Nous les poserons volontiers à quiconque après nous lira Sirenia. Ce volume, sans nom d’auteur, renferme, nous dit-on, les souvenirs d’une préexistence[1]. L’avant-propos, dogmatique au-delà du nécessaire, établit en principe la métempsycose, et s’autorise de ce que Pythagore croyait retrouver en lui les souvenirs distincts d’une vie antérieure, pour nous offrir, garanties authentiques, les réminiscences d’une sirène. Pourquoi cet être fabuleux ? pourquoi ce motif d’incrédulité ajouté à tant d’autres ? Impossible de le deviner. La sirène étant donnée, nous avons, par elle, les confessions d’un oiseau dont elle s’est constituée la protectrice, et qui a son nid au bord d’un lac où grandit un magnifique lis aquatique. Un arbre voisin, quelque peu parent des chênes de la forêt de Dodone, a révélé à la sirène que cet oiseau et cette fleur, presque également aimés d’elle, contiennent à eux deux, et par fractions égales, l’esprit de la femme la plus orgueilleuse qui jamais de ses pieds mortels ait foulé le sol de notre planète.
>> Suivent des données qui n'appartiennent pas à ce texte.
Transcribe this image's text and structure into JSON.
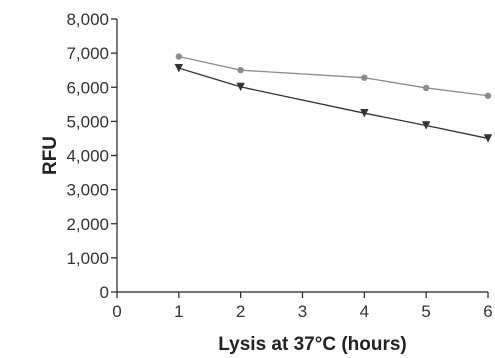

Cette métempsycose en partie double durera jusqu’à ce que l’esprit en question ait été suffisamment ramené à l’humilité. Suivent les révélations de l’oiseau, à qui la sirène finit par apprendre sa langue ; elles sont infiniment moins originales que le début ne pourrait le faire penser : il s’agit tout simplement d’une marquise espagnole mariée au meilleur des hommes, et qui l’a quitté pour mener une existence équivoque. À quatorze ans, la fille de cette noble dame s’éloigne à son tour de la maison paternelle, et n’y rentre, abandonnée bientôt par son séducteur, que pour y mourir de désespoir. Le marquis, dont la santé résiste mal à tant d’infortunes, et qui s’est retiré avec un serviteur fidèle au fond d’une solitude ignorée, y voit arriver bientôt une garde-malade dont les soins assidus, le zèle infatigable lui inspirent une profonde reconnaissance. Cette garde-malade n’est autre que la marquise savamment déguisée, et que le serviteur en question est allé arracher à ses dissipations pour l’amener ainsi au

  1. Sirenia, Recollections of a past existence, 1 vol. London. Rich. Bentley, 1862.